Analysing game data
Who doesn’t want to (over)analyse the games they’re playing? Well, even if you wanted to most games don’t make their data publicly available. This is why, when a surprisingly deep auto battler made their data available, I jumped on the opportunity.
What is PAC
PAC is an open-source auto chess game developed by just two fans. It features art from various commisioned artists and units from an extremely recognizable franchise. More than that, it has some of the highest variety of unit interaction I have seen in this genre. A match plays out over multiple rounds. Each round, your team automatically fights one of 7 other opponent’s team. The loser loses some HP. Afterwards, both the victor and the loser gain some gold to buy new units before the next round starts.
This pattern of team crafting and automated fighting repeats until your HP reaches zero or you’re the last player standing. As such the outcome of a game is a ranking between 1 (the winner) and 8 (the first to be eliminated). Your final board state as you win or are eliminated is recorded, including all the units on your board at that time.
Winrate Analysis
Using this data I look at how often a certain unit appears on the final board, and what the outcome for that board was. As there are too many units and variants to get into, for now I’m limiting myself to a single category (“Uniques”). I also filter out units/variants that were played too infrequently (lowest quantile of play rate).

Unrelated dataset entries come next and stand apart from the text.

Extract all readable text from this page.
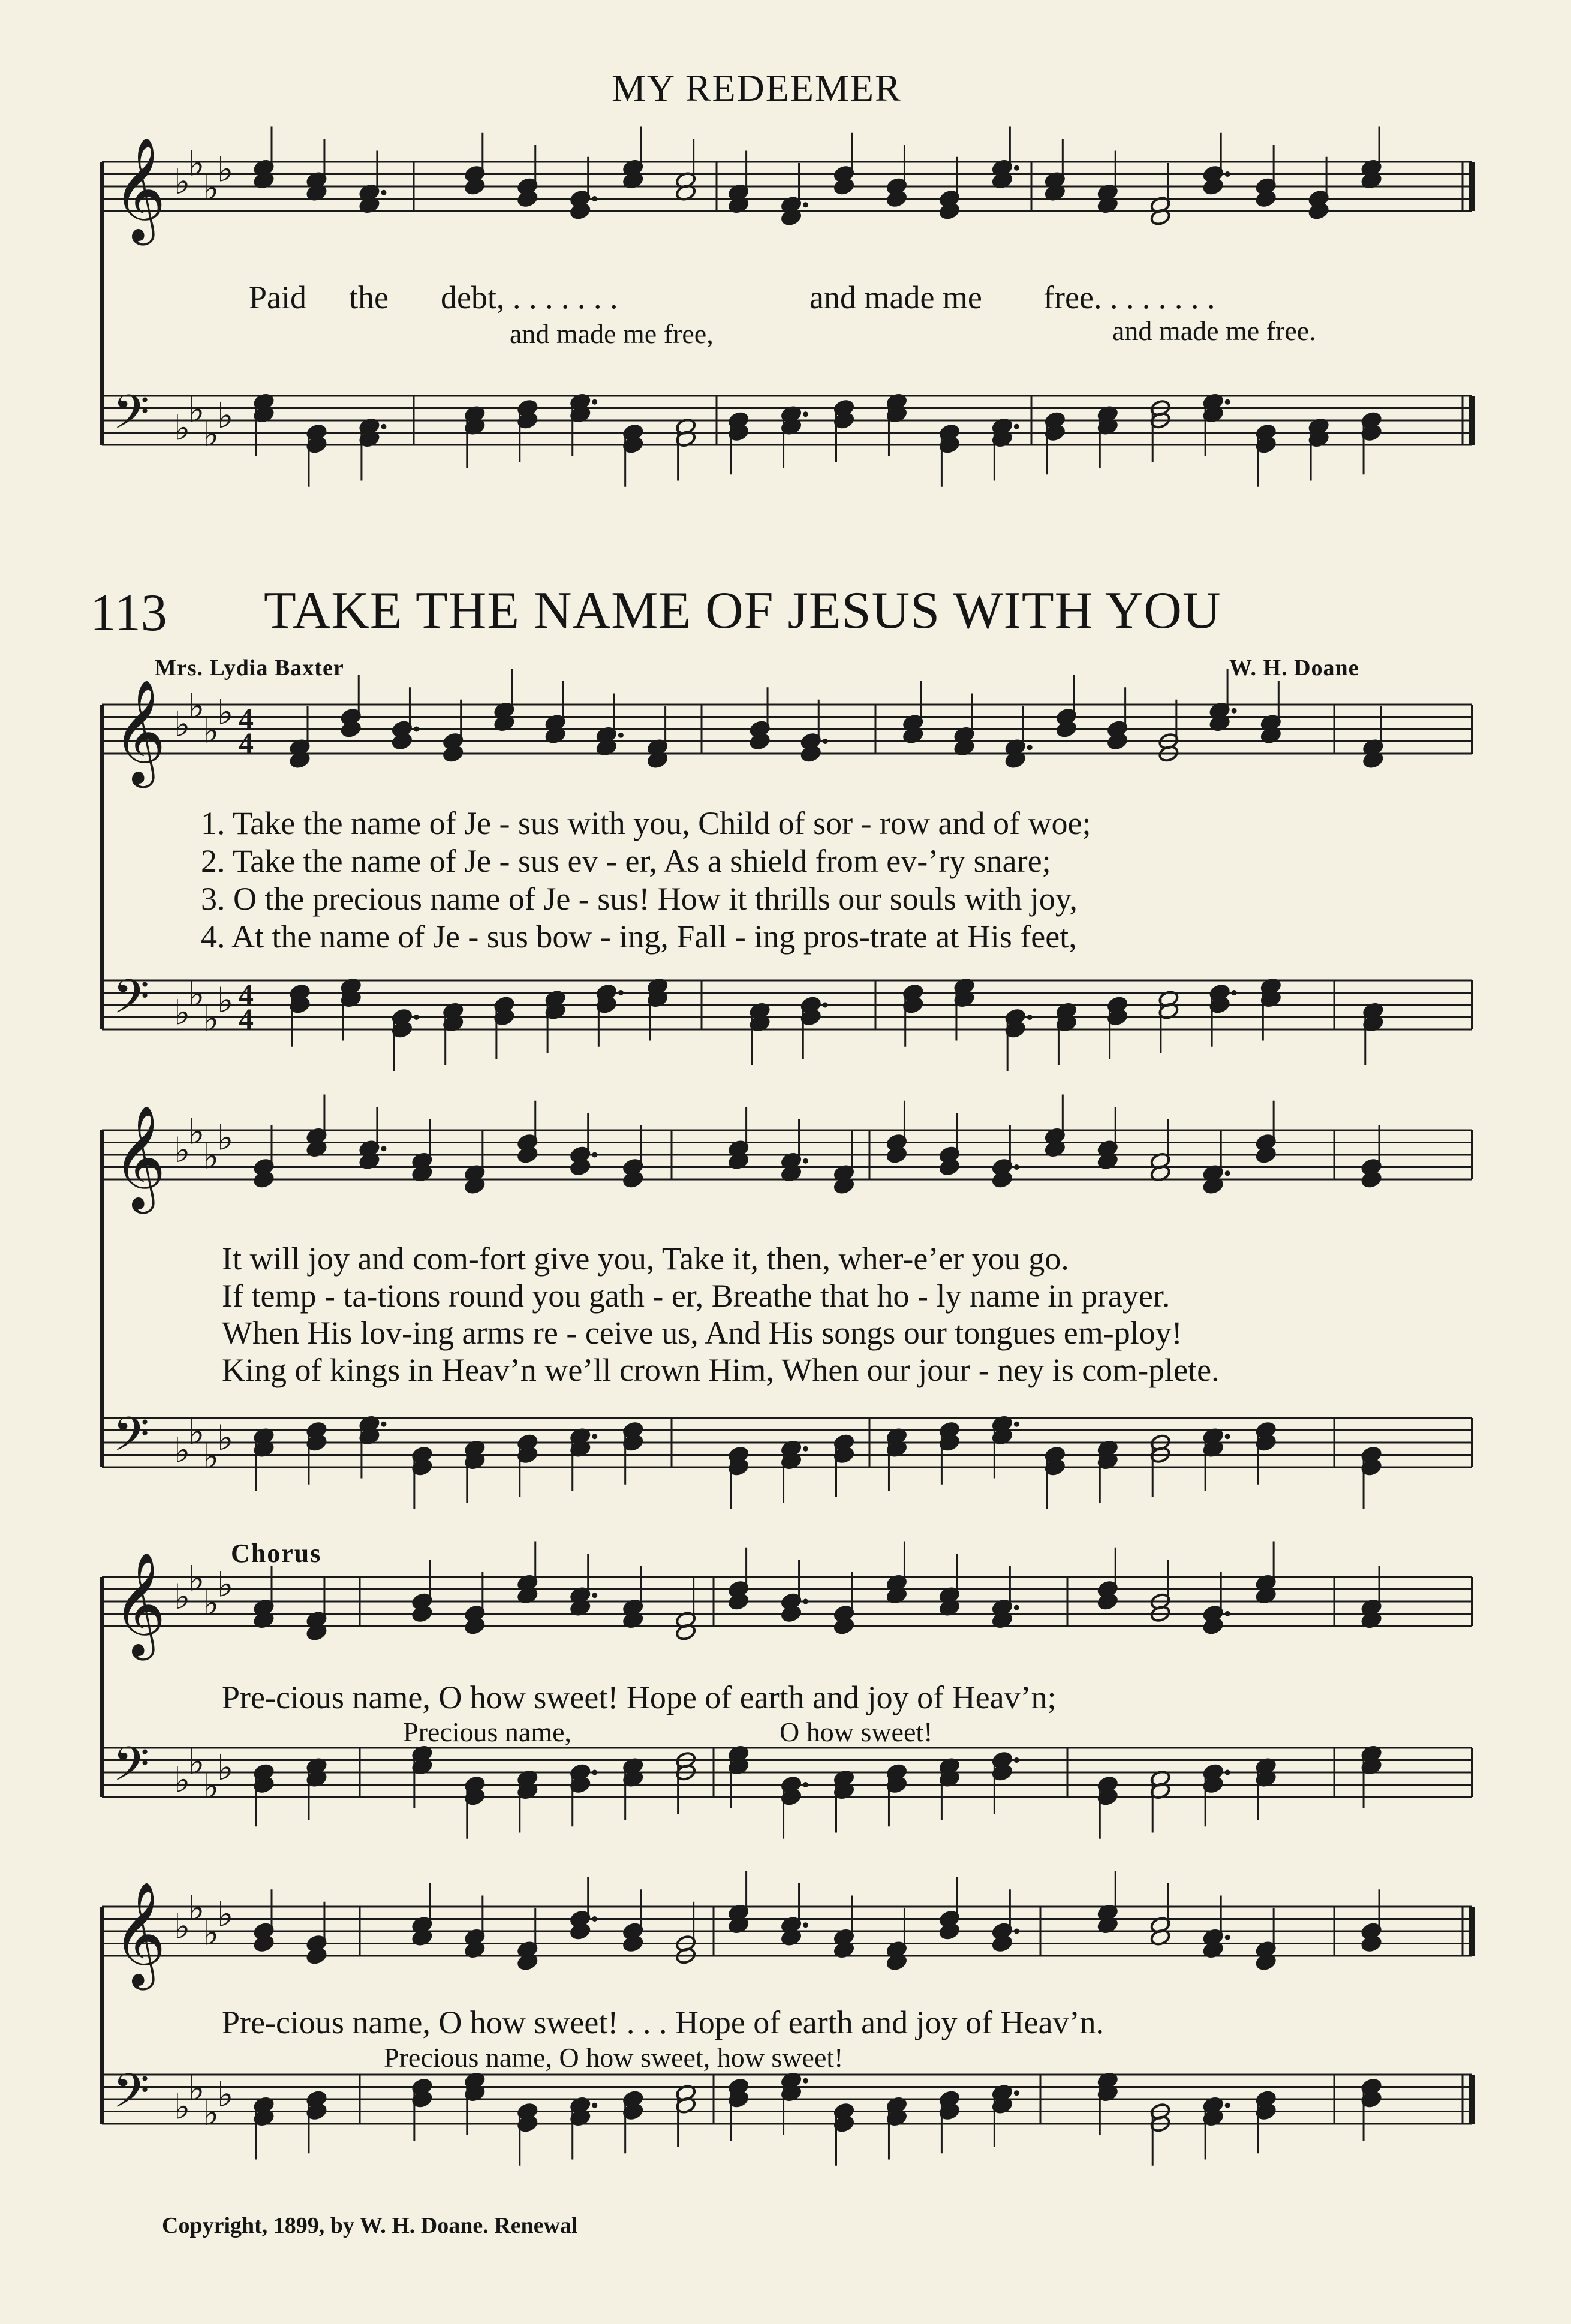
MY REDEEMER
Paid the debt, . . . . . . .	and made me free. . . . . . . .
and made me free,	and made me free.
113 TAKE THE NAME OF JESUS WITH YOU
Mrs. Lydia Baxter	W. H. Doane
1. Take the name of Je - sus with you, Child of sor - row and of woe;
2. Take the name of Je - sus ev - er, As a shield from ev-’ry snare;
3. O the precious name of Je - sus! How it thrills our souls with joy,
4. At the name of Je - sus bow - ing, Fall - ing pros-trate at His feet,
It will joy and com-fort give you, Take it, then, wher-e’er you go.
If temp - ta-tions round you gath - er, Breathe that ho - ly name in prayer.
When His lov-ing arms re - ceive us, And His songs our tongues em-ploy!
King of kings in Heav’n we’ll crown Him, When our jour - ney is com-plete.
Chorus
Pre-cious name, O how sweet! Hope of earth and joy of Heav’n;
Precious name,	O how sweet!
Pre-cious name, O how sweet! . . . Hope of earth and joy of Heav’n.
Precious name, O how sweet, how sweet!
Copyright, 1899, by W. H. Doane. Renewal
𝄞 ♭
♭
♭
♭
𝄢 ♭
♭
♭
♭
𝄞 ♭
♭
♭
♭
𝄢 ♭
♭
♭
♭
4
4
4
4
𝄞 ♭
♭
♭
♭
𝄢 ♭
♭
♭
♭
𝄞 ♭
♭
♭
♭
𝄢 ♭
♭
♭
♭
𝄞 ♭
♭
♭
♭
𝄢 ♭
♭
♭
♭
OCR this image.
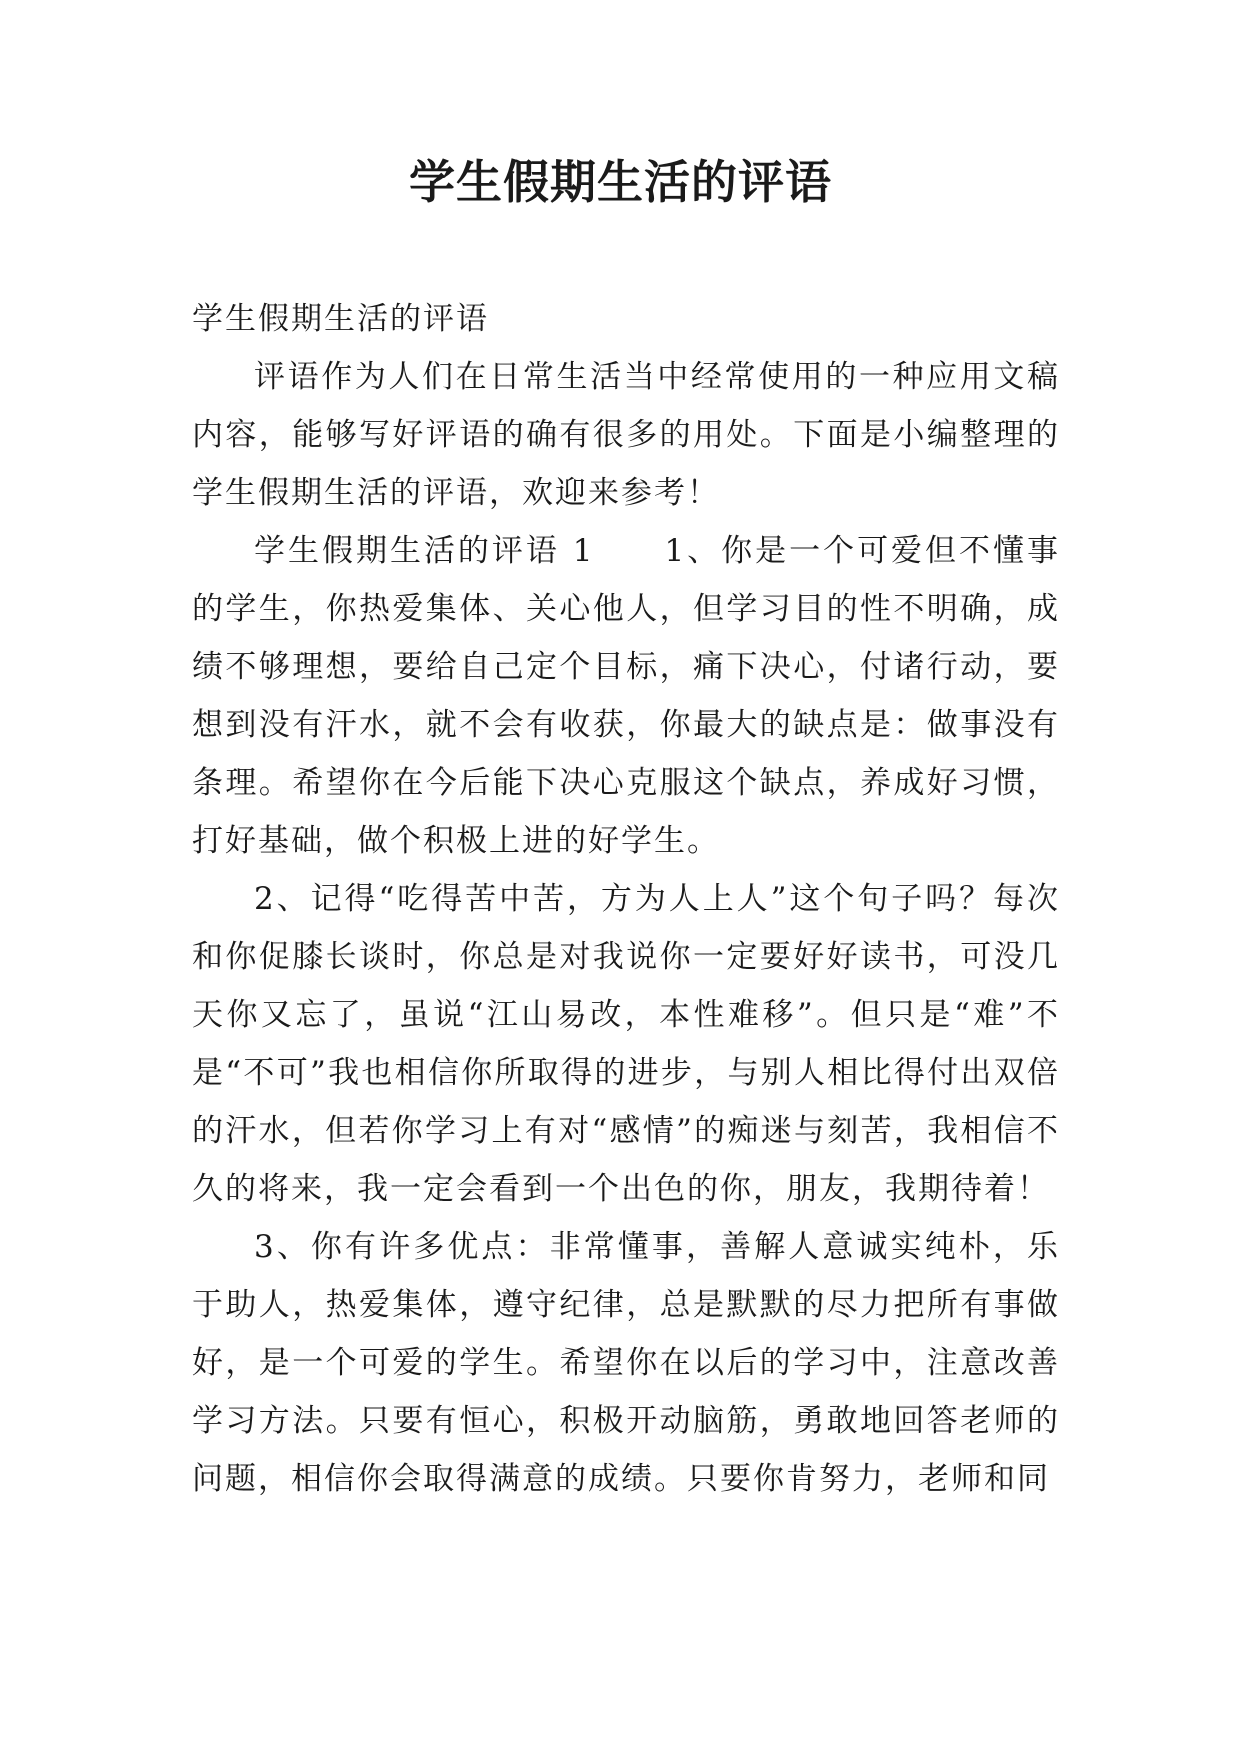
学生假期生活的评语

学生假期生活的评语

评语作为人们在日常生活当中经常使用的一种应用文稿内容，能够写好评语的确有很多的用处。下面是小编整理的学生假期生活的评语，欢迎来参考！

学生假期生活的评语 1 1、你是一个可爱但不懂事的学生，你热爱集体、关心他人，但学习目的性不明确，成绩不够理想，要给自己定个目标，痛下决心，付诸行动，要想到没有汗水，就不会有收获，你最大的缺点是：做事没有条理。希望你在今后能下决心克服这个缺点，养成好习惯，打好基础，做个积极上进的好学生。

2、记得“吃得苦中苦，方为人上人”这个句子吗？每次和你促膝长谈时，你总是对我说你一定要好好读书，可没几天你又忘了，虽说“江山易改，本性难移”。但只是“难”不是“不可”我也相信你所取得的进步，与别人相比得付出双倍的汗水，但若你学习上有对“感情”的痴迷与刻苦，我相信不久的将来，我一定会看到一个出色的你，朋友，我期待着！

3、你有许多优点：非常懂事，善解人意诚实纯朴，乐于助人，热爱集体，遵守纪律，总是默默的尽力把所有事做好，是一个可爱的学生。希望你在以后的学习中，注意改善学习方法。只要有恒心，积极开动脑筋，勇敢地回答老师的问题，相信你会取得满意的成绩。只要你肯努力，老师和同
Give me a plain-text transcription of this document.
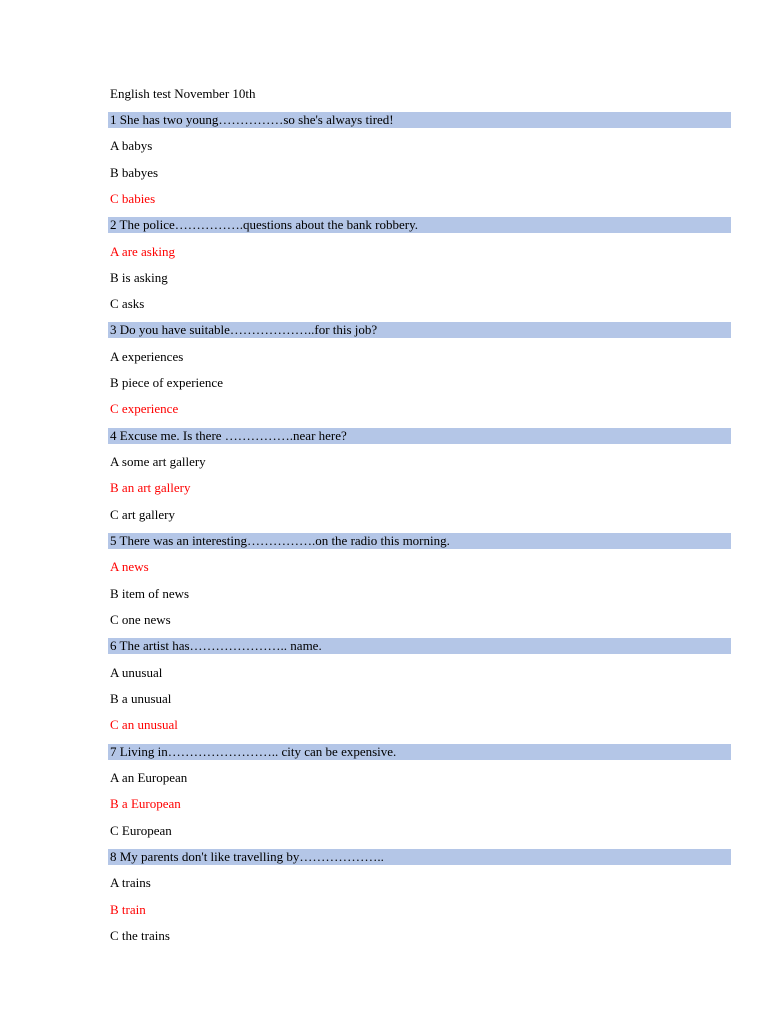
English test November 10th
1 She has two young……………so she's always tired!
A babys
B babyes
C babies
2 The police…………….questions about the bank robbery.
A are asking
B is asking
C asks
3 Do you have suitable………………..for this job?
A experiences
B piece of experience
C experience
4 Excuse me. Is there …………….near here?
A some art gallery
B an art gallery
C art gallery
5 There was an interesting…………….on the radio this morning.
A news
B item of news
C one news
6 The artist has………………….. name.
A unusual
B a unusual
C an unusual
7 Living in…………………….. city can be expensive.
A an European
B a European
C European
8 My parents don't like travelling by………………..
A trains
B train
C the trains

In the figure below the x-axis indicates the mean outcome, whereas the y-axis represents the standard deviation of this outcome. This allows us to differentiate between low vs high winrate units as well as the consistency in their placement.
Interactive Graph
The plot below is interactive! Try zooming in
Conclusion
As you can see, the most played units are of relatively high winrate and high consistency. This means the playerbase knows what they’re doing! There’s also a tail of lower consistency lower winrate units. As these analysis go, it’s always hard to tell which direction the causality goes: are they less popular because they’re less consistent, or are they less consistent because they’re not played enough? Either way it’s good to see that there are no units that are consistently bad, and only one unit that approaches on the “inconsistently” good territory. This might be a problematic unit, as it might be an indication that it completely dominates some games but performs subpar in others. And indeed, with the benefit of hindsight, this unit got changed in the next patch.